Jennifer Wright, a loan officer in San Antonio, was unemployed for a time in 2003 when a new job didn't work out. So she wouldn't be late paying on her $7,000 Citibank credit card debt, she called the company to request a workout plan.

Citibank offered her two plans over the next two years under which she would pay $135 a month for six months and then $150 a month for a year. She accepted the plans and was never late, only to be told at the end of the program in early 2005 that she would have to make a payment of $800 in accumulated back interest to bring her account up to date.

"If I had been told I would be charged for all the interest at the end, I wouldn't have agreed to the plan," she says. "They made it sound like they were doing me a favor without telling me they were adding everything up and giving me no break."

She said Citibank told her the $800 had to be paid immediately, or her account would go to collections.

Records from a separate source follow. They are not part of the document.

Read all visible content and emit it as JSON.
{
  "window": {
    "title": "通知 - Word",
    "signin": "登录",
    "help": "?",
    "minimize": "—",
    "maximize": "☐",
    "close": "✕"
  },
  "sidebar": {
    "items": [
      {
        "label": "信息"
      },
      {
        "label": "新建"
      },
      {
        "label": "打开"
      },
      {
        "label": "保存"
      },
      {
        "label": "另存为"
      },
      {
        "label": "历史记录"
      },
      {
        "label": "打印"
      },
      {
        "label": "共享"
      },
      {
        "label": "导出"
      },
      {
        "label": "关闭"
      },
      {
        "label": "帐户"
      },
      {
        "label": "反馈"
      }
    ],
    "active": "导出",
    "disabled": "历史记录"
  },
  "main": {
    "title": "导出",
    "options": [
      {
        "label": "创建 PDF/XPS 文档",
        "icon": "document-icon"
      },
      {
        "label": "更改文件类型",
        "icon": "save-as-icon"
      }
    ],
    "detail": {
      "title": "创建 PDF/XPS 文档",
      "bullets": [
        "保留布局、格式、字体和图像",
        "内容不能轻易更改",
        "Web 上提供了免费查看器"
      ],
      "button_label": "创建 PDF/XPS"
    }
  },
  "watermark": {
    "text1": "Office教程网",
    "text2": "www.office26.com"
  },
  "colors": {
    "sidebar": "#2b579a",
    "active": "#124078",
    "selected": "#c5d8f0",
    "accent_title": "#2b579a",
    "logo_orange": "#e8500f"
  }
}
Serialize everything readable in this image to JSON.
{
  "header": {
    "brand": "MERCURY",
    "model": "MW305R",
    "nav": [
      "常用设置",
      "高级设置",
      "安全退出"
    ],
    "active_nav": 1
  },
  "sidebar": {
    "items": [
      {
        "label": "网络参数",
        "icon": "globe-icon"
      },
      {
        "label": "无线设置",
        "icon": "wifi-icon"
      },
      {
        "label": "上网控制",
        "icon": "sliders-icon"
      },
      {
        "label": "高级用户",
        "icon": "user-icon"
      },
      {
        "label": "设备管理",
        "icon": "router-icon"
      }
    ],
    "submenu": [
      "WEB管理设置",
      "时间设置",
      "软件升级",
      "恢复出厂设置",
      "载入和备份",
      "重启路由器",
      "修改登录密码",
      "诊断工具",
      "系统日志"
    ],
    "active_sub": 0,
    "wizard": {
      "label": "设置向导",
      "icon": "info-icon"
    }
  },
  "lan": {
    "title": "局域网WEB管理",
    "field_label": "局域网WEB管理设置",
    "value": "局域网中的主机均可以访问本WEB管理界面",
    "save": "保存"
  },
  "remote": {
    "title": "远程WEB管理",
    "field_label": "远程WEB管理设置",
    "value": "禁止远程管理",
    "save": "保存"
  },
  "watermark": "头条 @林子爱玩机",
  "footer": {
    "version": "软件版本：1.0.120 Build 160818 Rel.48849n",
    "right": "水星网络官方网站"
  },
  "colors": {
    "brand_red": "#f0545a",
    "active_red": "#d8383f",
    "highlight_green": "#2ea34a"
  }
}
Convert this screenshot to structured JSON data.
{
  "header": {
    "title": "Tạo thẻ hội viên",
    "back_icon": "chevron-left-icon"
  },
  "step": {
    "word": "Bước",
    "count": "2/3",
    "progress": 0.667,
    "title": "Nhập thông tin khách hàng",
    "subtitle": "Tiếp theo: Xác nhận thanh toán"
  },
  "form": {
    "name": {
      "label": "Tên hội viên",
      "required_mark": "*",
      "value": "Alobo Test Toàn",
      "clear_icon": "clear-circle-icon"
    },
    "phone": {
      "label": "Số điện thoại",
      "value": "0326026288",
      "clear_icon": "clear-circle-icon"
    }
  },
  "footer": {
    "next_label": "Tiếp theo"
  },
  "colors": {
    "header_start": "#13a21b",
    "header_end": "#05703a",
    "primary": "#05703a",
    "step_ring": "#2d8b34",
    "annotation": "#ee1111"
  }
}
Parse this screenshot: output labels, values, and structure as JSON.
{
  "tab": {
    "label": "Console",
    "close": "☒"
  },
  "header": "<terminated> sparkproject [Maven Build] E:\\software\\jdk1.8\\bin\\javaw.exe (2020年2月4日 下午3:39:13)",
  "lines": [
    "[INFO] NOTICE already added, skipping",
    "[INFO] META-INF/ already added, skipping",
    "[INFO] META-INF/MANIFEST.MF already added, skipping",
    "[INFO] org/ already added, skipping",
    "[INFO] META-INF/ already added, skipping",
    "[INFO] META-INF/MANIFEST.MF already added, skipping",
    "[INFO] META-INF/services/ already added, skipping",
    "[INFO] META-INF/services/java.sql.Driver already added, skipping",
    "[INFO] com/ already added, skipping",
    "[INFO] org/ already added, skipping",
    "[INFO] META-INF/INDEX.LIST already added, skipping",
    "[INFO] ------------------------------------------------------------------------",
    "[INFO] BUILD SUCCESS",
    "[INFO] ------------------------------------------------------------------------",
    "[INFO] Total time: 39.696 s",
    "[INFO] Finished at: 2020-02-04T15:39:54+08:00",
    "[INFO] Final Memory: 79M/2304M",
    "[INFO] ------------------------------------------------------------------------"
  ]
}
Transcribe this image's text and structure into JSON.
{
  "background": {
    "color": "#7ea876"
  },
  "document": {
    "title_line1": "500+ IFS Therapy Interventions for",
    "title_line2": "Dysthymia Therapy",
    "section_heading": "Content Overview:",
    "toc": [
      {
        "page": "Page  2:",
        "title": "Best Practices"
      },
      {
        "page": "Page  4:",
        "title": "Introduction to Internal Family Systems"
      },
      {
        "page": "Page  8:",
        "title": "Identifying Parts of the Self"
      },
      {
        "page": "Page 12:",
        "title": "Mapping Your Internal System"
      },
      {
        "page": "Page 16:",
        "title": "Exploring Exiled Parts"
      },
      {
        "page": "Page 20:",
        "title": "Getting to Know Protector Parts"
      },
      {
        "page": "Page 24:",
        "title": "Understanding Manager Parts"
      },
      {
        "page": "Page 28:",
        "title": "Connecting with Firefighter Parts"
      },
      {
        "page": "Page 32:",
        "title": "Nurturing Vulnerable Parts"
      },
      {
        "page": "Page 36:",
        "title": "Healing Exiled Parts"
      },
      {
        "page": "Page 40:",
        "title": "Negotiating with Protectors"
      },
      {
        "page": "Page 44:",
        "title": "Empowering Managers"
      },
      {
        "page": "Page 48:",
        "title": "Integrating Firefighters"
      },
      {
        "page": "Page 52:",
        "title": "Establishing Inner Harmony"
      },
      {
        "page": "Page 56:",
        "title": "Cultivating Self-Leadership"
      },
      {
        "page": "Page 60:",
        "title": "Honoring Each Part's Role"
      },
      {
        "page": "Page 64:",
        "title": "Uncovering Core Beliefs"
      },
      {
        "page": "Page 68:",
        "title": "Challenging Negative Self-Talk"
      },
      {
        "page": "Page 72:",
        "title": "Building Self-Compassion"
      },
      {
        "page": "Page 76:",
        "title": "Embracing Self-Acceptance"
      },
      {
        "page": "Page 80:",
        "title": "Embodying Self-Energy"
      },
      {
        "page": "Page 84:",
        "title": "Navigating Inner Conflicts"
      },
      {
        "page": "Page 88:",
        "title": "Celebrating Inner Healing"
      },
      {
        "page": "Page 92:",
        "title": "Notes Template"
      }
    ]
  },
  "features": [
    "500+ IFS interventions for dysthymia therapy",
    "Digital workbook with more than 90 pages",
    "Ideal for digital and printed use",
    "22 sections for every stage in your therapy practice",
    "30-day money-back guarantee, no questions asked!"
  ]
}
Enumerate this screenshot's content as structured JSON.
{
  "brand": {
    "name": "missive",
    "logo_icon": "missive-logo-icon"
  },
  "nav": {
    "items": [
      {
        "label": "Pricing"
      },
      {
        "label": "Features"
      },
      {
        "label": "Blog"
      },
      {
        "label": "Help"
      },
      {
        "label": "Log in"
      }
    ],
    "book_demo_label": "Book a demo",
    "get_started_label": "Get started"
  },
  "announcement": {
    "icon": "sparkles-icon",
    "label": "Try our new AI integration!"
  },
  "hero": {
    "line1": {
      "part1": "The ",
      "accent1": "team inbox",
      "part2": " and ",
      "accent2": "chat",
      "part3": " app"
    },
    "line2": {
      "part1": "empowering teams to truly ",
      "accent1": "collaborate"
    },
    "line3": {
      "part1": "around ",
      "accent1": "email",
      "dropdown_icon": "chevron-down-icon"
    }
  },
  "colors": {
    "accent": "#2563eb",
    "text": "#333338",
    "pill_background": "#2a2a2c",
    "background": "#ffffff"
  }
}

And the bank tripled her interest rate, to nearly 30 percent, which brought monthly payments to $400, an amount she would have to struggle to pay, she says.

She filed a complaint with federal regulators, and by April 2005, Citibank reversed more than $100 in interest and over-the-limit fees and put her on a more workable plan that includes a reduced interest rate five percentage points above the prime rate.

Since then, Wright has paid the card on time. She says she has paid Citibank about $8,900 since early 2003, but she has also charged several thousand dollars in new purchases, so she still has a ways to go to retire the debt.

Citigroup spokesman Samuel Wang said that "the vast majority of customers who have entered our payment-arrangement plans have found them to be a helpful opportunity to reduce outstanding debt and rebuild credit standing." He also said that it is a "goal for every Citi representative to clearly explain the terms of the payment arrangement to each customer who enters a program."